In program Power HIIT, on day 1 there is exercise squat and press (first picture with lady performing it).
From the picture it looks like you should lower your arms when squating and when you rise up you should slightly turn to the side.
Correct.

Power HIIT Day 1 is indicating you should perform a variation of the squat and press exercise which, yes, as depicted, includes a twist at the top.
Full Body Built shows a more standard squat and press, without the twist.

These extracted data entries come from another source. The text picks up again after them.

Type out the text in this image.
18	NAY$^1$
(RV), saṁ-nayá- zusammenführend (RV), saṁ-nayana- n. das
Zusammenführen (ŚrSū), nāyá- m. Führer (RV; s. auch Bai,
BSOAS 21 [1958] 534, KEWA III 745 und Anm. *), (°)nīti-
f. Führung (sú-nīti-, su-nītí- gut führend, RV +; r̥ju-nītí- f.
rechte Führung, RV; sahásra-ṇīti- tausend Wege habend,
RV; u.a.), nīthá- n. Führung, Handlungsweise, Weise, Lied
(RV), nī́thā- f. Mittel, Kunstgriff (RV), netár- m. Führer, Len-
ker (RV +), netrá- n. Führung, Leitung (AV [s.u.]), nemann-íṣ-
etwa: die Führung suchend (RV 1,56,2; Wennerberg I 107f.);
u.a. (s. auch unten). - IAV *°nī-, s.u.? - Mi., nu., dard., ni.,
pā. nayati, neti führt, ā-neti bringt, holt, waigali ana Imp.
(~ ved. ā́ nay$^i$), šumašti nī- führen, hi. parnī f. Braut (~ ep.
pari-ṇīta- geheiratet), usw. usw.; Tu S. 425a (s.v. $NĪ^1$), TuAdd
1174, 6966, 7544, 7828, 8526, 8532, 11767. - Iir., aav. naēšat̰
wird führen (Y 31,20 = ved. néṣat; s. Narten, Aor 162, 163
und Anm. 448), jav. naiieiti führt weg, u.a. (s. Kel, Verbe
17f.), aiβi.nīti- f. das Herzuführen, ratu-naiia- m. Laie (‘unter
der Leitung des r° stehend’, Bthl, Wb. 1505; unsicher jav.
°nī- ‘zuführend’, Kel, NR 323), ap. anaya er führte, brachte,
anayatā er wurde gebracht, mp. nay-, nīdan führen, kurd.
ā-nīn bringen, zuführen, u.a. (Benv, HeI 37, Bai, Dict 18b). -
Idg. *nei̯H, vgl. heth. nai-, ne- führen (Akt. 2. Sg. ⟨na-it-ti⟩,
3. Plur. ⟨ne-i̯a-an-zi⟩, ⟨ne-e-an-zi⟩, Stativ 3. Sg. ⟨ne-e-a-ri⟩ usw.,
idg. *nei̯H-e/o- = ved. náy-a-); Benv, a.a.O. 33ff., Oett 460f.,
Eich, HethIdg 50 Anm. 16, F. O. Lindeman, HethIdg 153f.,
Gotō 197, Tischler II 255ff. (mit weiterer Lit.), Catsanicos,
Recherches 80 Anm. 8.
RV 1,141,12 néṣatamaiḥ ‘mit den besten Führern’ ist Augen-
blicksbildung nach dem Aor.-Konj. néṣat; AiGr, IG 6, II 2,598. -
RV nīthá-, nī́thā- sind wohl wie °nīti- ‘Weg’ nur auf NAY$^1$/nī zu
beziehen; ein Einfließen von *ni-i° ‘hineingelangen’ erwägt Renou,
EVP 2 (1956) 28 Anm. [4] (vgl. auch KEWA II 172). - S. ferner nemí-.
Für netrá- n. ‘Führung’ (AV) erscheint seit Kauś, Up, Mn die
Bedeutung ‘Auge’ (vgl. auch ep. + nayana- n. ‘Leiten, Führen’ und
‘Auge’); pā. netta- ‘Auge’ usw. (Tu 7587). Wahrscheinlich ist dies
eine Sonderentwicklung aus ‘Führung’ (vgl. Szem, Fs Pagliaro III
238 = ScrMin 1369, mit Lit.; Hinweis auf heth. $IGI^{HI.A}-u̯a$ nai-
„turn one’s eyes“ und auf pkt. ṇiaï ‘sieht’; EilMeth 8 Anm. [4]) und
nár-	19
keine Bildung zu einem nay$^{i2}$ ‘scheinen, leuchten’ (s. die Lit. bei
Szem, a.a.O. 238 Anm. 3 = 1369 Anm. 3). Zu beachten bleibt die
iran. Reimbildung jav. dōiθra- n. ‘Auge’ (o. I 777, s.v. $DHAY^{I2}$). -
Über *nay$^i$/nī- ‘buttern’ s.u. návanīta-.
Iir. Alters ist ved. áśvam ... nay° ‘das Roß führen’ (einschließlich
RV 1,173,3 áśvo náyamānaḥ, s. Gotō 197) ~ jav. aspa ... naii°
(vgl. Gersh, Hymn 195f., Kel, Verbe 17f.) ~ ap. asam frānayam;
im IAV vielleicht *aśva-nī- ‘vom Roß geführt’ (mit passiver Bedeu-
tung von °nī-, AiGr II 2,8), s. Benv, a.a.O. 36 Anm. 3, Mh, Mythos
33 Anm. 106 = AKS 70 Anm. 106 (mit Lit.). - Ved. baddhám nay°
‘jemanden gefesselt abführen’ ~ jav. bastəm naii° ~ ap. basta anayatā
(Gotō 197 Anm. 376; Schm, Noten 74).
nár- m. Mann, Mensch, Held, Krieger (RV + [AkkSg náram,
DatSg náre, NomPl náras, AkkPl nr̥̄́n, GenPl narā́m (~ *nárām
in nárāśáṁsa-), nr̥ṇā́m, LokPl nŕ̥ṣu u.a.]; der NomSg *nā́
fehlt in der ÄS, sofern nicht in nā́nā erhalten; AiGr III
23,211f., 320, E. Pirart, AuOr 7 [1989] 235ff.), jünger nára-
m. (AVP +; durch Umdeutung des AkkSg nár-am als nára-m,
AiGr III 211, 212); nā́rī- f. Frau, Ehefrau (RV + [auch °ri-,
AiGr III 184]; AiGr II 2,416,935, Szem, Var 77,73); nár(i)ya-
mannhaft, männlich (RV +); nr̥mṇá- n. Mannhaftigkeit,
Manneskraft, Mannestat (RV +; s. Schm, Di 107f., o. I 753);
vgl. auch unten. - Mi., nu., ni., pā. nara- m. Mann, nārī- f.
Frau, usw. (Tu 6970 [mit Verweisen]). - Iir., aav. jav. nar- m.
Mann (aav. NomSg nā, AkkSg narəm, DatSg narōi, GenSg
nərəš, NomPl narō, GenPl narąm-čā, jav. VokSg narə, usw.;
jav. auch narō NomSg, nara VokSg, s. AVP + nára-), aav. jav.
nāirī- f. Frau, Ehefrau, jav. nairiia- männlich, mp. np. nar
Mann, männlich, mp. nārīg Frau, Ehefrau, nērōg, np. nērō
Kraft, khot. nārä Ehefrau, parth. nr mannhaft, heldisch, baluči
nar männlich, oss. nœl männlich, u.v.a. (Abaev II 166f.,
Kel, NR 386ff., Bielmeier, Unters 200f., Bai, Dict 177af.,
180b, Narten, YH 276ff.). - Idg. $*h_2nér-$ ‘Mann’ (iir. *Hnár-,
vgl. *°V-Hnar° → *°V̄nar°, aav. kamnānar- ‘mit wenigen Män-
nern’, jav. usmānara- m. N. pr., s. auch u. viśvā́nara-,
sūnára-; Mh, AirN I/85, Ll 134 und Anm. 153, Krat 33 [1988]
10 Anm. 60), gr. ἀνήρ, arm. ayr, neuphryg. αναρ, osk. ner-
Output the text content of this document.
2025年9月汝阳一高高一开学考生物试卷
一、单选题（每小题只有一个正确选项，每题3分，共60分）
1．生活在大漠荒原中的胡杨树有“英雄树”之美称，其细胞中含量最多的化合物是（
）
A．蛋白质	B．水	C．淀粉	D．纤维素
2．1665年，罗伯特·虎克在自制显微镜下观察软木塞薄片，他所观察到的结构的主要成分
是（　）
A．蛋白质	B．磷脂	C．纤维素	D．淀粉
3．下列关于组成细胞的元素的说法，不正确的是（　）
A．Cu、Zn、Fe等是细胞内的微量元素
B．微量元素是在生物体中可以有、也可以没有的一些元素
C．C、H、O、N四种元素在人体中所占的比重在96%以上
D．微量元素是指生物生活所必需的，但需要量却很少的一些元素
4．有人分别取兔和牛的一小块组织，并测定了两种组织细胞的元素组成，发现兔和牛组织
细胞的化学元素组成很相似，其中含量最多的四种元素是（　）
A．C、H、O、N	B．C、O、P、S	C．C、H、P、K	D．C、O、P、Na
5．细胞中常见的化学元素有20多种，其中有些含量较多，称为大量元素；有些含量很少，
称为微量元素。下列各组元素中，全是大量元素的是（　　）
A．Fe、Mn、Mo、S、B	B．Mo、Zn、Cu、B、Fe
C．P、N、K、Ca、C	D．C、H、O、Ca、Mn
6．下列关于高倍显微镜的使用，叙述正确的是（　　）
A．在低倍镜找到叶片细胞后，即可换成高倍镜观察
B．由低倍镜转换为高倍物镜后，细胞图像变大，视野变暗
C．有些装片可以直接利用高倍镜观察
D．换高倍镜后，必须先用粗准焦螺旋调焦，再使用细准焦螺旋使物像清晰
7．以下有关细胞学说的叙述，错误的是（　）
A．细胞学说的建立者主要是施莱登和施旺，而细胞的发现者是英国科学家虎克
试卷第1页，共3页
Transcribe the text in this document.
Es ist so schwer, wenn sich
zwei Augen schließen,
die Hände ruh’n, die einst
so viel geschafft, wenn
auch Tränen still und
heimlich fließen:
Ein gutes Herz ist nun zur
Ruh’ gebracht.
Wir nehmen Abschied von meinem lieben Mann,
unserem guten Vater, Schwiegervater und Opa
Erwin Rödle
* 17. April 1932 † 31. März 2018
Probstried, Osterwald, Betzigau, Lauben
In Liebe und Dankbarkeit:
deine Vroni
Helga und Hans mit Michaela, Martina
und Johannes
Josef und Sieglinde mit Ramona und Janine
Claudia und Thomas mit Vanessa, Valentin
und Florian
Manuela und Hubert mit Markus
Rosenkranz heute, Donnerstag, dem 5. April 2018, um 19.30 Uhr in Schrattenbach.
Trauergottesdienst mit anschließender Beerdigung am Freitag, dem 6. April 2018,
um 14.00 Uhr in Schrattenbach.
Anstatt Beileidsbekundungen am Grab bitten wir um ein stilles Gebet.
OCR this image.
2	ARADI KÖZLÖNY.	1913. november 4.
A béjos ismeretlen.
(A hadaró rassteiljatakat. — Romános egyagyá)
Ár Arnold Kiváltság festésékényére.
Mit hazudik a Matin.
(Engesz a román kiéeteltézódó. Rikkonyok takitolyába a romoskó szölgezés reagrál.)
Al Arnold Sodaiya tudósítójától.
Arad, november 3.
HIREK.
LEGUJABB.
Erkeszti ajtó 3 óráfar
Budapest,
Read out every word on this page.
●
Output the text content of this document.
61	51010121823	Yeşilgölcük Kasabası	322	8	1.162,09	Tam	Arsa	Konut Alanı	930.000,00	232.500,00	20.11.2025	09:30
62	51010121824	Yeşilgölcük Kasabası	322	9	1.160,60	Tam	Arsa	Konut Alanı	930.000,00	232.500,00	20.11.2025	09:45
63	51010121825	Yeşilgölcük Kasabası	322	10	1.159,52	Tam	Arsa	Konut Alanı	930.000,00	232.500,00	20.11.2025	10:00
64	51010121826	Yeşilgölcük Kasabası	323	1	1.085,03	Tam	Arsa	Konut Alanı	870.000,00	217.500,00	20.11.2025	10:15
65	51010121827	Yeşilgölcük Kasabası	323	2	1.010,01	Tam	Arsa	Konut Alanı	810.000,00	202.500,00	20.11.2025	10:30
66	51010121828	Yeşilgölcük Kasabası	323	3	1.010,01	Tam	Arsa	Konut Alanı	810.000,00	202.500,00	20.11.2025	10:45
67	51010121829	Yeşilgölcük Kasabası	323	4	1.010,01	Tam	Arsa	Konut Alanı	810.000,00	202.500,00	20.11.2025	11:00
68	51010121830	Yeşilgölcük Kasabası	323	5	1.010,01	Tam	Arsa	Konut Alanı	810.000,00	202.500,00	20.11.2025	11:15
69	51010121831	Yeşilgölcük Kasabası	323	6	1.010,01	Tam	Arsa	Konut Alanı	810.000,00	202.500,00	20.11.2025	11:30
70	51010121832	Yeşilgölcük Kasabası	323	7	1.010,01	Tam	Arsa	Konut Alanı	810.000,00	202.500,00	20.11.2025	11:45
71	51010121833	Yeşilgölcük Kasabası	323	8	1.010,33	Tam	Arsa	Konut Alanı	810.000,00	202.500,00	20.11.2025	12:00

The two workouts have different foci. Full Body Built is a strength-focused workout. If you read the text at the bottom of the page, you'll note it recommends using fairly heavy dumbbells and slowing down the movements to recruit more muscle fibres and deliver greater results. Power HIIT's focus is different. It's designed for muscle toning, yes, but it's also designed to be a high burn program that promotes fat loss. The recommended dumbbell weight is significantly lower. (Dumbbell weight is always adjustable, based on your personal fitness level. But Power HIIT is designed to be done with lighter weights and faster speed than Full Body Built.)

You can do the Power HIIT workout with a standard squat and press, with no twist, if you like. You'll still get a great workout. But for maximum benefit, I would go with the variation of the exercise depicted in the illustrations. The DAREBEE Team drew it that way for a reason.